Author Response File: Author Response.docx

Round 2

Reviewer 3 Report

Comments and Suggestions for Authors

The authors have adequately answered and incorporated my suggestions in the revised manuscript. However, the answer to comment 6, which is appropriated, must be also incorporated into the manuscript. It is very relevant to the readers to have the knowledge that the samples were immunostained for D2-40 to identify the lymphatic vessels and Elastica-van Gieson staining was performed to characterize blood vessels. Moreover, the criterion adopted for invasion (tumor cells within the vascular space) should be clearly described.

Author Response

Response to Reviewer 3 Comments

 

Thank you very much for taking the time to review our manuscript and for offering valuable suggestions. Please find the detailed responses below and the corresponding revisions highlighted in the re-submitted files.

 

Point-by-point response to Comments and Suggestions for Authors

 

Comment:

The authors have adequately answered and incorporated my suggestions in the revised manuscript. However, the answer to comment 6, which is appropriated, must be also incorporated into the manuscript. It is very relevant to the readers to have the knowledge that the samples were immunostained for D2-40 to identify the lymphatic vessels and Elastica-van Gieson staining was performed to characterize blood vessels. Moreover, the criterion adopted for invasion (tumor cells within the vascular space) should be clearly described.

 

Response:

Thank you very much for your important comment.
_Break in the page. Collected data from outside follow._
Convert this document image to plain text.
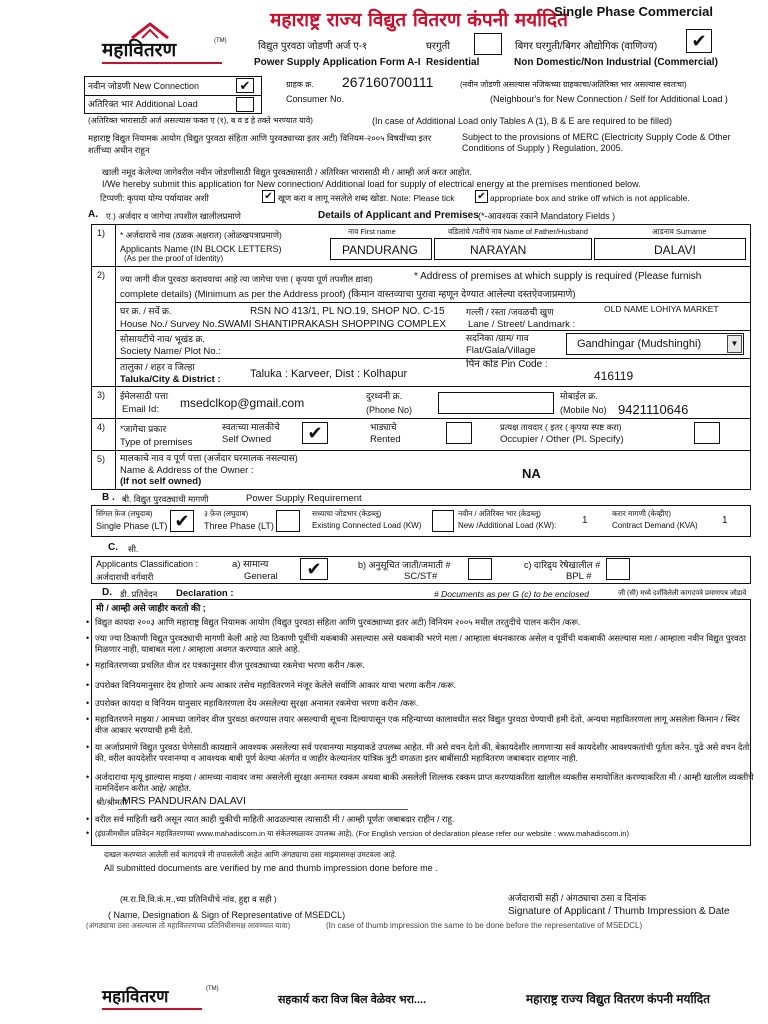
महाराष्ट्र राज्य विद्युत वितरण कंपनी मर्यादित
Single Phase Commercial
महावितरण	(TM)	विद्युत पुरवठा जोडणी अर्ज ए-१
Power Supply Application Form A-I
घरगुती
Residential
बिगर घरगुती/बिगर औद्योगिक (वाणिज्य)
Non Domestic/Non Industrial (Commercial)
✔
नवीन जोडणी New Connection	✔
अतिरिक्त भार Additional Load
ग्राहक क्र.
Consumer No.
267160700111	(नवीन जोडणी असल्यास नजिकच्या ग्राहकाचा/अतिरिक्त भार असल्यास स्वतःचा)
(Neighbour's for New Connection / Self for Additional Load )
(अतिरिक्त भारासाठी अर्ज असल्यास फक्त ए (१), ब व ड हे तक्ते भरण्यात यावे)	(In case of Additional Load only Tables A (1), B & E are required to be filled)
महाराष्ट्र विद्युत नियामक आयोग (विद्युत पुरवठा संहिता आणि पुरवठ्याच्या इतर अटी) विनियम-२००५ विषयींच्या इतर शर्तीच्या अधीन राहून
Subject to the provisions of MERC (Electricity Supply Code & Other Conditions of Supply ) Regulation, 2005.
खाली नमूद केलेल्या जागेवरील नवीन जोडणीसाठी विद्युत पुरवठ्यासाठी / अतिरिक्त भारासाठी मी / आम्ही अर्ज करत आहोत.
I/We hereby submit this application for New connection/ Additional load for supply of electrical energy at the premises mentioned below.
टिप्पणी: कृपया योग्य पर्यायावर अशी	✔ खूण करा व लागू नसलेले शब्द खोडा. Note: Please tick ✔ appropriate box and strike off which is not applicable.
A. ए.) अर्जदार व जागेचा तपशील खालीलप्रमाणे	Details of Applicant and Premises (*-आवश्यक रकाने Mandatory Fields )
1) * अर्जदाराचे नाव (ठळक अक्षरात) (ओळखपत्राप्रमाणे)
Applicants Name (IN BLOCK LETTERS)
(As per the proof of Identity)
नाव First name	वडिलांचे /पतीचे नाव Name of Father/Husband	आडनाव Surname
PANDURANG	NARAYAN	DALAVI
2) ज्या जागी वीज पुरवठा करावयाचा आहे त्या जागेचा पत्ता ( कृपया पूर्ण तपशील द्यावा)	* Address of premises at which supply is required (Please furnish
complete details) (Minimum as per the Address proof) (किमान वास्तव्याचा पुरावा म्हणून देण्यात आलेल्या दस्तऐवजाप्रमाणे)
घर क्र. / सर्वे क्र.
House No./ Survey No.:
RSN NO 413/1, PL NO.19, SHOP NO. C-15
SWAMI SHANTIPRAKASH SHOPPING COMPLEX
गल्ली / रस्ता /जवळची खुण
Lane / Street/ Landmark :
OLD NAME LOHIYA MARKET
सोसायटीचे नाव/ भूखंड क्र.
Society Name/ Plot No.:
सदनिका /ग्राम/ गाव
Flat/Gala/Village
Gandhingar (Mudshinghi)	▼
तालुका / शहर व जिल्हा
Taluka/City & District :	Taluka : Karveer, Dist : Kolhapur
पिन कोड Pin Code :
416119
3) ईमेलसाठी पत्ता
Email Id: msedclkop@gmail.com	दुरध्वनी क्र.
(Phone No)
मोबाईल क्र.
(Mobile No) 9421110646
4) *जागेचा प्रकार
Type of premises
स्वतःच्या मालकीचे
Self Owned	✔	भाड्याचे
Rented
प्रत्यक्ष तावदार ( इतर ( कृपया स्पष्ट करा)
Occupier / Other (Pl. Specify)
5) मालकाचे नाव व पूर्ण पत्ता (अर्जदार घरमालक नसल्यास)
Name & Address of the Owner :
(If not self owned)
NA
B . बी. विद्युत पुरवठ्याची मागणी	Power Supply Requirement
सिंगल फ़ेज (लघुदाब)
Single Phase (LT) ✔	३ फ़ेज (लघुदाब)
Three Phase (LT)
सध्याचा जोडभार (केडब्लू)
Existing Connected Load (KW)
नवीन / अतिरिक्त भार (केडब्लू)
New /Additional Load (KW):	1
करार मागणी (केव्हीए)
Contract Demand (KVA) 1
C. सी.
Applicants Classification :
अर्जदाराची वर्गवारी
a) सामान्य
General	✔	b) अनुसूचित जाती/जमाती #
SC/ST#
c) दारिद्र्य रेषेखालील #
BPL #
D. डी. प्रतिवेदन Declaration :	# Documents as per G (c) to be enclosed	जी (सी) मध्ये दर्शविलेली कागदपत्रे प्रमाणपत्र जोडावे
मी / आम्ही असे जाहीर करतो की ;
• विद्युत कायदा २००३ आणि महाराष्ट्र विद्युत नियामक आयोग (विद्युत पुरवठा संहिता आणि पुरवठ्याच्या इतर अटी) विनियम २००५ मधील तरतुदीचे पालन करीन /करू.
• ज्या ज्या ठिकाणी विद्युत पुरवठ्याची मागणी केली आहे त्या ठिकाणी पूर्वीची थकबाकी असल्यास असे थकबाकी भरणे मला / आम्हाला बंधनकारक असेल व पूर्वीची थकबाकी असल्यास मला / आम्हाला नवीन विद्युत पुरवठा मिळणार नाही, याबाबत मला / आम्हाला अवगत करण्यात आले आहे.
• महावितरणच्या प्रचलित वीज दर पत्रकानुसार वीज पुरवठ्याच्या रकमेचा भरणा करीन /करू.
• उपरोक्त विनियमानुसार देय होणारे अन्य आकार तसेच महावितरणने मंजूर केलेले सर्वाणि आकार याचा भरणा करीन /करू.
• उपरोक्त कायदा व विनियम यानुसार महावितरणला देय असलेल्या सुरक्षा अनामत रकमेचा भरणा करीन /करू.
• महावितरणने माझ्या / आमच्या जागेवर वीज पुरवठा करण्यास तयार असल्याची सूचना दिल्यापासून एक महिन्याच्या कालावधीत सदर विद्युत पुरवठा घेण्याची हमी देतो, अन्यथा महावितरणला लागू असलेला किमान / स्थिर वीज आकार भरण्याची हमी देतो.
• या अर्जाप्रमाणे विद्युत पुरवठा घेणेसाठी कायद्याने आवश्यक असलेल्या सर्व परवानग्या माझ्याकडे उपलब्ध आहेत. मी असे वचन देतो की, बेकायदेशीर लागणाऱ्या सर्व कायदेशीर आवश्यकतांची पूर्तता करेन. पुढे असे वचन देतो की, वरील कायदेशीर परवानग्या व आवश्यक बाबी पूर्ण केल्या अंतर्गत व जाहीर केल्यानंतर यांत्रिक त्रुटी वगळता इतर बाबींसाठी महावितरण जबाबदार राहणार नाही.
• अर्जदाराचा मृत्यू झाल्यास माझ्या / आमच्या नावावर जमा असलेली सुरक्षा अनामत रक्कम अथवा बाकी असलेली शिल्लक रक्कम प्राप्त करण्याकरिता खालील व्यक्तीस समायोजित करण्याकरिता मी / आम्ही खालील व्यक्तीचे नामनिर्देशन करीत आहे/ आहोत.
श्री/श्रीमती
MRS PANDURAN DALAVI
• वरील सर्व माहिती खरी असून त्यात काही चुकीची माहिती आढळल्यास त्यासाठी मी / आम्ही पूर्णतः जबाबदार राहीन / राहू.
• (इंग्रजीमधील प्रतिवेदन महावितरणच्या www.mahadiscom.in या संकेतस्थळावर उपलब्ध आहे). (For English version of declaration please refer our website : www.mahadiscom.in)
दाखल करण्यात आलेली सर्व कागदपत्रे मी तपासलेली आहेत आणि अंगठ्याचा ठसा माझ्यासमक्ष उमटवला आहे.
All submitted documents are verified by me and thumb impression done before me .
(म.रा.वि.वि.कं.म.,च्या प्रतिनिधीचे नांव, हुद्दा व सही )
( Name, Designation & Sign of Representative of MSEDCL)
अर्जदाराची सही / अंगठ्याचा ठसा व दिनांक
Signature of Applicant / Thumb Impression & Date
(अंगठ्याचा ठसा असल्यास तो महावितरणच्या प्रतिनिधीसमक्ष लावण्यात यावा)	(In case of thumb impression the same to be done before the representative of MSEDCL)
महावितरण	(TM)
सहकार्य करा विज बिल वेळेवर भरा....	महाराष्ट्र राज्य विद्युत वितरण कंपनी मर्यादित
The content below has been added to Histological evaluation, page 3, from line 121 to line 125

 

In this study, all cases were stained with D2-40 (lymphatic) and Elastica-van Gieson (EVG, blood vessels), in addition to routine Hematoxylin Eosin (HE) staining, allowing for differentiation between lymphatic and vascular invasion. Invasion to the vessels was only confirmed when tumor cells were within the vascular space.